A Richer Experience Of Time
Virginia Heffernan, The Demise of Datebooks
In 1994, Nicholson Baker published an essay, “Discards,” lamenting the destruction of library card catalogs. “Nobody is grieving,” he wrote. I know I wasn’t. Even when he compared the card catalog to a literary agent’s Rolodex — bulging with cards that should be entries in literary history — I was unmoved. Catalogs and address books seem made to be digitized. But now that I’ve shelved my Filofax in favor of a calendar program that seems somehow to flatten existence, I realize that another year is passing without my building up the compact book of a year’s worth of Filofax pages that, every December, I used to wrap in a rubber band and put on a shelf, just as my new refills came in the mail. Nobody is grieving. Well, I’m grieving now, Baker. You never know what you’re going to miss.

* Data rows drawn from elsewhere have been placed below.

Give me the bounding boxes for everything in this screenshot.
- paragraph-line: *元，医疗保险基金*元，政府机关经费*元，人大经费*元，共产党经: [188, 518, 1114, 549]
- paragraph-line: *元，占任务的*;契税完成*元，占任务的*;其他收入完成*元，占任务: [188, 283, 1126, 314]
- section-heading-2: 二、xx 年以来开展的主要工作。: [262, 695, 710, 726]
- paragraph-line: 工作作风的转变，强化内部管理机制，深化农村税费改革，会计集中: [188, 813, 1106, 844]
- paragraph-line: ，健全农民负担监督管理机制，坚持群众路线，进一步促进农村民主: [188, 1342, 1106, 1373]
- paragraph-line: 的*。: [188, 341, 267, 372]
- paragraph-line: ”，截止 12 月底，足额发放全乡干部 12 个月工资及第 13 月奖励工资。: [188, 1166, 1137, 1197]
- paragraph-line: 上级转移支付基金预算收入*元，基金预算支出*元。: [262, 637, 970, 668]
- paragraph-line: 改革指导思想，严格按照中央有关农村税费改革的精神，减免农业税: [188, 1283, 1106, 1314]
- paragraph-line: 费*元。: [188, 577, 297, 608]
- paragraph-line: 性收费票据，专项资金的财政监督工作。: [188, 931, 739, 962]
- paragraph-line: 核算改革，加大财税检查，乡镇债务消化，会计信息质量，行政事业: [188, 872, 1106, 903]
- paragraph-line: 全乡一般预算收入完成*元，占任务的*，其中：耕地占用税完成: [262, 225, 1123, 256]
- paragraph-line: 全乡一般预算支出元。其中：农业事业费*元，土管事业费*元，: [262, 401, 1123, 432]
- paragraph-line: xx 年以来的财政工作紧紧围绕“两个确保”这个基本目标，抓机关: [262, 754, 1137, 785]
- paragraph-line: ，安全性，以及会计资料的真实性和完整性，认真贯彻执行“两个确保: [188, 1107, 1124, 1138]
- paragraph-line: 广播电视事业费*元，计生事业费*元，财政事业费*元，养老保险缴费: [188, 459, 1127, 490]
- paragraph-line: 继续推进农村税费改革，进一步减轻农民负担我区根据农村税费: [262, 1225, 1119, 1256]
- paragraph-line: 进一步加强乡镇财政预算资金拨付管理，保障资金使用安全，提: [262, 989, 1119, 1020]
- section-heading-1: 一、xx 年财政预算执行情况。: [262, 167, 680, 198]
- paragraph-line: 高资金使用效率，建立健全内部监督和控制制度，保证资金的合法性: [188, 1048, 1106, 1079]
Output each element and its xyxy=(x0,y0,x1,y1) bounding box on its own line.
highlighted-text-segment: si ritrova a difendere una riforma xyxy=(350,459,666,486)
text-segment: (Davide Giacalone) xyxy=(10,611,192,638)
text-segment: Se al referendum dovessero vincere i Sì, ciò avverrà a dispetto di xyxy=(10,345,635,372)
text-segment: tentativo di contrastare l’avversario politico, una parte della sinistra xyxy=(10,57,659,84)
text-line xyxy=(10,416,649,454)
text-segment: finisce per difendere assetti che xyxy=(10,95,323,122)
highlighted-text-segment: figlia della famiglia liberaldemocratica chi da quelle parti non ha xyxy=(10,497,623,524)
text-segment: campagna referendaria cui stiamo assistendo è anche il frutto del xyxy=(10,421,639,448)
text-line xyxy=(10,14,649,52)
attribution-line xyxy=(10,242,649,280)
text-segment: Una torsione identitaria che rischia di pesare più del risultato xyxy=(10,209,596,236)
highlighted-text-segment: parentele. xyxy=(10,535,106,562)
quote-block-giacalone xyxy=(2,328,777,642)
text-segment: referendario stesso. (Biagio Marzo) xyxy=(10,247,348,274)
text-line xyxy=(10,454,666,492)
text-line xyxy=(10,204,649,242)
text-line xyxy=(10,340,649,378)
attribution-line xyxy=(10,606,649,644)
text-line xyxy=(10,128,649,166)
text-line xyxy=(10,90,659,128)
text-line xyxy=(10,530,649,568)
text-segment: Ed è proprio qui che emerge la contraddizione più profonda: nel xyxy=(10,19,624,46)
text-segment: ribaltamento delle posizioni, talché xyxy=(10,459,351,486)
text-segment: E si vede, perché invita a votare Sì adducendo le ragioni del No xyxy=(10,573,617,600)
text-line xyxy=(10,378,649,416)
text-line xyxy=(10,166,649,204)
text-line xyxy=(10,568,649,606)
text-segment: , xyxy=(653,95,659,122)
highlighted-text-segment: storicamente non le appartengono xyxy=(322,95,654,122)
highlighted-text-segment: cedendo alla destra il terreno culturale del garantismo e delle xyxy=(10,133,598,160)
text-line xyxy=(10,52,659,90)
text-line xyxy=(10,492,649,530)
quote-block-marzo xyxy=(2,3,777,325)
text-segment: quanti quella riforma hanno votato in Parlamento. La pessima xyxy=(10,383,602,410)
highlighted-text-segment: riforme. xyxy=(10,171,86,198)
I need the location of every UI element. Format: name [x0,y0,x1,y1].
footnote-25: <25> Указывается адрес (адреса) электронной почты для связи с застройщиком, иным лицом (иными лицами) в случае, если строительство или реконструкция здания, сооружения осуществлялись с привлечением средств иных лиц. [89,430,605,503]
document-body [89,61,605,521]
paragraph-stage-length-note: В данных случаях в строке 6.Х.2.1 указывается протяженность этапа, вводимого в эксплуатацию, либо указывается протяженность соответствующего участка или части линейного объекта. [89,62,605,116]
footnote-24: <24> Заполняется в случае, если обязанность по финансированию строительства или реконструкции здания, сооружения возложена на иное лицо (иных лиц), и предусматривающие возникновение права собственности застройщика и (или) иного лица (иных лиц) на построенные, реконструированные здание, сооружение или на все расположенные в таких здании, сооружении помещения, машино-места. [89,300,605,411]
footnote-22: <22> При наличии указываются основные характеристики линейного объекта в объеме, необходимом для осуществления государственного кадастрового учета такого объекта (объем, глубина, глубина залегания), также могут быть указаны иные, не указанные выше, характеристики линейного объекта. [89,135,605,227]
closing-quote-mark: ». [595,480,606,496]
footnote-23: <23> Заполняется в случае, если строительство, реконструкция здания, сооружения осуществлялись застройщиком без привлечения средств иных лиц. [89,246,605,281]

I know that a technoweenie like me sees an opportunity in the mewlings of Heffernan, and her desire for a more rich calendaring of life, not just the passing of something.
I also migrated from paper — Filofax — to Google calendar, although my experience is tightly bound up with the sloppy and inconstant integration of Remember The Milk — a task list service — which provides some of the forward-looking, aspiration aspects of calendaring that I learned with Filofax.
But there is a strange and jagging disconnect between my use and sharing of ‘events’ on Google, and the constant stream of essays and one-liners that make up the macro- and microstreams of my blogging and Twittering.
Why is there no stream-based calendar solution? Obviously, this shouldn’t be a fully open model — and therefore not something I’d expect in Twitter — but more likely something Google should be working on… if they can stopping fooling with Buzz, and build me something I actually want based on what they already have in place.
What I am really looking for is a richer, stream-based experience of time, and that it should be normalized over all the major activities that I invest in.